In the current experiment, we examined five causal system categories (see Fig. 1). The first is a common effect structure, a causal structure in which many factors influence one effect. The level of CO2 in the atmosphere is a product of fossil fuel burning, plant photosynthesis, and CO2 absorption in oceans. Heart disease is caused by genetics, smoking, high blood cholesterol, high blood pressure, and obesity. A common cause structure is one in which a single cause has multiple effects. For example, an allergic reaction can cause multiple effects, including inflammation, rash, asthmatic reactions, and sneezing. Another example, from economics, is that the unemployment rate has causal effects on a number of phenomena, including the crime rate, suicide rate, general health conditions, and GDP.

Figure 1.

 Matrix of materials used in the study (5 causal categories × 5 domains). Cells with gray backgrounds designate the phenomena that served as seed cards.

The third causal structure, defined above, is a positive feedback structure—often described as a “vicious cycle.” In a positive feedback structure, the output is “fed back” in such a way as to magnify the input. This in turn produces a greater output, resulting in a cycle of increasing magnitude of effect. For example, increased global temperatures cause polar ice to melt. Whereas ice reflects sunlight well, water absorbs more sunlight, which means that the earth warms faster. This in turn causes more polar ice to melt. Economic bubbles work in a similar way. People buy stocks or property because they assume the prices will increase. The buying itself causes the prices to increase, which causes yet more buying, and so on. Negative feedback is a causal structure in which the output of the structure is fed back in such a way as to reduce the input. If the input is increased, the resulting output will also increase, and this will act to reduce the subsequent input. This results in a cycle that stabilizes the system. For example, in the domain of biology, humans regulate temperature by perspiring when they are too warm.
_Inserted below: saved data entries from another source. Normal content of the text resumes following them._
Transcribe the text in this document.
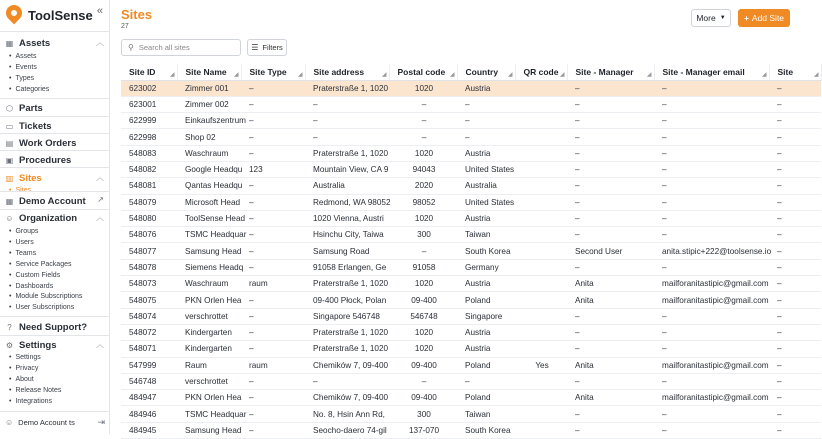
ToolSense «
▦ Assets	︿
• Assets
• Events
• Types
• Categories
⬡ Parts
▭ Tickets
▤ Work Orders
▣ Procedures
▥ Sites	︿
• Sites
▦ Demo Account ↗
☺ Organization ︿
• Groups
• Users
• Teams
• Service Packages
• Custom Fields
• Dashboards
• Module Subscriptions
• User Subscriptions
? Need Support?
⚙ Settings	︿
• Settings
• Privacy
• About
• Release Notes
• Integrations
☺ Demo Account ts	⇥
Sites
27
More ▼ + Add Site
⚲
Search all sites	☰ Filters
Site ID ◢	Site Name ◢	Site Type ◢	Site address ◢	Postal code ◢	Country ◢	QR code ◢	Site - Manager ◢	Site - Manager email ◢	Site ◢

623002	Zimmer 001	–	Praterstraße 1, 1020	1020	Austria		–	–	–
623001	Zimmer 002	–	–	–	–		–	–	–
622999	Einkaufszentrum	–	–	–	–		–	–	–
622998	Shop 02	–	–	–	–		–	–	–
548083	Waschraum	–	Praterstraße 1, 1020	1020	Austria		–	–	–
548082	Google Headqu	123	Mountain View, CA 9	94043	United States		–	–	–
548081	Qantas Headqu	–	Australia	2020	Australia		–	–	–
548079	Microsoft Head	–	Redmond, WA 98052	98052	United States		–	–	–
548080	ToolSense Head	–	1020 Vienna, Austri	1020	Austria		–	–	–
548076	TSMC Headquar	–	Hsinchu City, Taiwa	300	Taiwan		–	–	–
548077	Samsung Head	–	Samsung Road	–	South Korea		Second User	anita.stipic+222@toolsense.io	–
548078	Siemens Headq	–	91058 Erlangen, Ge	91058	Germany		–	–	–
548073	Waschraum	raum	Praterstraße 1, 1020	1020	Austria		Anita	mailforanitastipic@gmail.com	–
548075	PKN Orlen Hea	–	09-400 Płock, Polan	09-400	Poland		Anita	mailforanitastipic@gmail.com	–
548074	verschrottet	–	Singapore 546748	546748	Singapore		–	–	–
548072	Kindergarten	–	Praterstraße 1, 1020	1020	Austria		–	–	–
548071	Kindergarten	–	Praterstraße 1, 1020	1020	Austria		–	–	–
547999	Raum	raum	Chemików 7, 09-400	09-400	Poland	Yes	Anita	mailforanitastipic@gmail.com	–
546748	verschrottet	–	–	–	–		–	–	–
484947	PKN Orlen Hea	–	Chemików 7, 09-400	09-400	Poland		Anita	mailforanitastipic@gmail.com	–
484946	TSMC Headquar	–	No. 8, Hsin Ann Rd,	300	Taiwan		–	–	–
484945	Samsung Head	–	Seocho-daero 74-gil	137-070	South Korea		–	–	–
When the body has cooled enough, it stops perspiring. Similarly, in the domain of economics, the Federal Reserve regulates the economy by raising, lowering, or keeping constant the interest rate. If the economy is slow, the FED will lower interest rates to stimulate borrowing and economic activity. If the economy is growing too fast, the FED will raise interest rates to encourage saving.

The last structure is a causal chain—a structure wherein an event A influences an event B, which in turn influences C, etc. The chain can be of any length; the sequential nature is the chain’s defining characteristic. For example, we can understand the way petroleum prices affect the price of consumer goods as a causal chain: the price of gas affects the price of transportation of goods, which affects the price of goods sold in stores. Another example of a causal chain, from neurobiology, is that synaptic transmission requires a series of steps, including an action potential, release of neurotransmitter, and binding on the postsynaptic neuron.
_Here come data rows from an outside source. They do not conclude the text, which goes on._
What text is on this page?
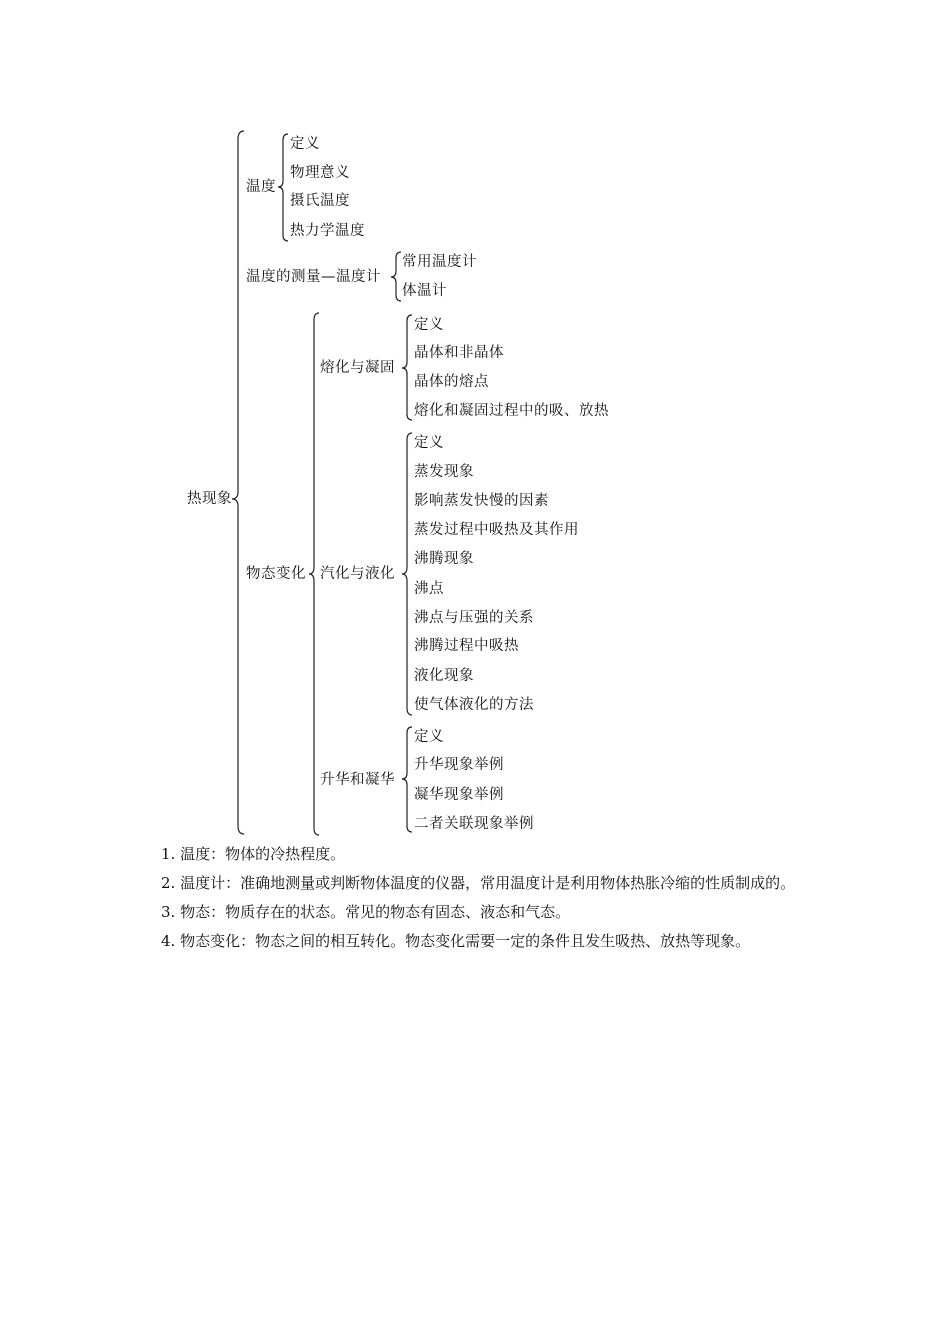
热现象
温度
定义
物理意义
摄氏温度
热力学温度
温度的测量—温度计
常用温度计
体温计
物态变化
熔化与凝固
定义
晶体和非晶体
晶体的熔点
熔化和凝固过程中的吸、放热
汽化与液化
定义
蒸发现象
影响蒸发快慢的因素
蒸发过程中吸热及其作用
沸腾现象
沸点
沸点与压强的关系
沸腾过程中吸热
液化现象
使气体液化的方法
升华和凝华
定义
升华现象举例
凝华现象举例
二者关联现象举例

1. 温度：物体的冷热程度。

2. 温度计：准确地测量或判断物体温度的仪器，常用温度计是利用物体热胀冷缩的性质制成的。

3. 物态：物质存在的状态。常见的物态有固态、液态和气态。

4. 物态变化：物态之间的相互转化。物态变化需要一定的条件且发生吸热、放热等现象。
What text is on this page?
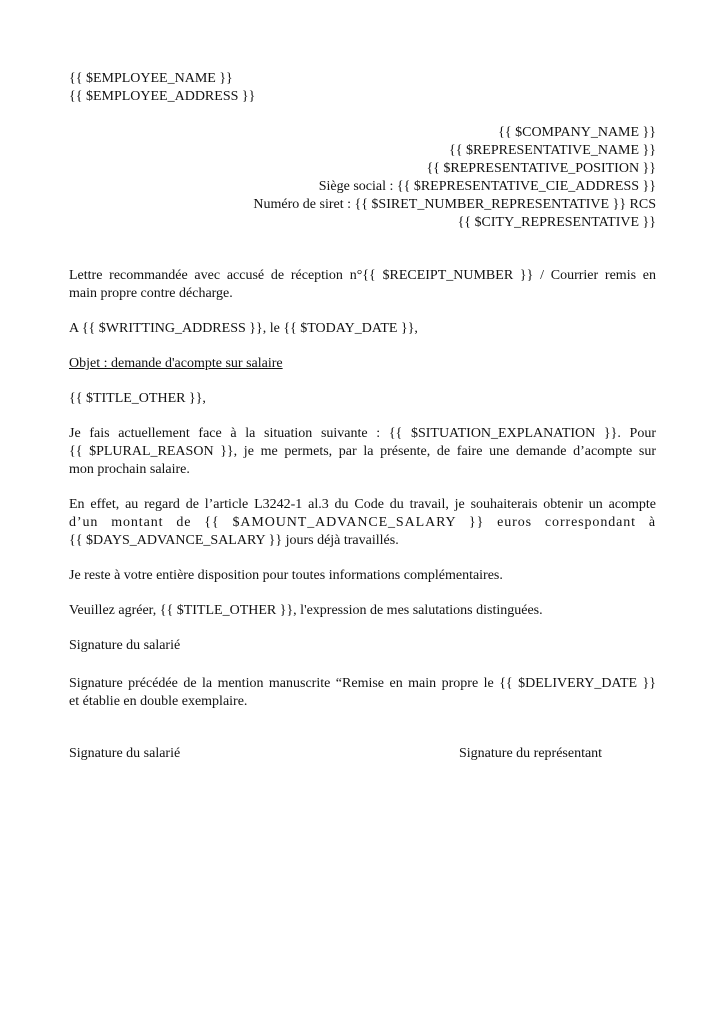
{{ $EMPLOYEE_NAME }}
{{ $EMPLOYEE_ADDRESS }}
{{ $COMPANY_NAME }}
{{ $REPRESENTATIVE_NAME }}
{{ $REPRESENTATIVE_POSITION }}
Siège social : {{ $REPRESENTATIVE_CIE_ADDRESS }}
Numéro de siret : {{ $SIRET_NUMBER_REPRESENTATIVE }} RCS
{{ $CITY_REPRESENTATIVE }}
Lettre recommandée avec accusé de réception n°{{ $RECEIPT_NUMBER }} / Courrier remis en
main propre contre décharge.
A {{ $WRITTING_ADDRESS }}, le {{ $TODAY_DATE }},
Objet : demande d'acompte sur salaire
{{ $TITLE_OTHER }},
Je fais actuellement face à la situation suivante : {{ $SITUATION_EXPLANATION }}. Pour
{{ $PLURAL_REASON }}, je me permets, par la présente, de faire une demande d’acompte sur
mon prochain salaire.
En effet, au regard de l’article L3242-1 al.3 du Code du travail, je souhaiterais obtenir un acompte
d’un montant de {{ $AMOUNT_ADVANCE_SALARY }} euros correspondant à
{{ $DAYS_ADVANCE_SALARY }} jours déjà travaillés.
Je reste à votre entière disposition pour toutes informations complémentaires.
Veuillez agréer, {{ $TITLE_OTHER }}, l'expression de mes salutations distinguées.
Signature du salarié
Signature précédée de la mention manuscrite “Remise en main propre le {{ $DELIVERY_DATE }}
et établie en double exemplaire.
Signature du salarié	Signature du représentant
Our interest here is in whether people organize their knowledge of causal phenomena according to these kinds of causal categories. To investigate this, we set up a design in which people could sort phenomena such as those described above either by domain content or by causal category. We created 25 descriptions of phenomena, organized into a 5 × 5 matrix defined by crossing the five causal categories just described with five content domains: biology, environmental science, economics, electrical engineering, and mechanical engineering (Fig. 1; see online supplement for full stimuli). Then we asked college students to sort the phenomena into categories, as described below. Our questions are (1) whether people will chose to sort by domain or by causal structure; and (2) whether their preferred organization will be influenced by expertise.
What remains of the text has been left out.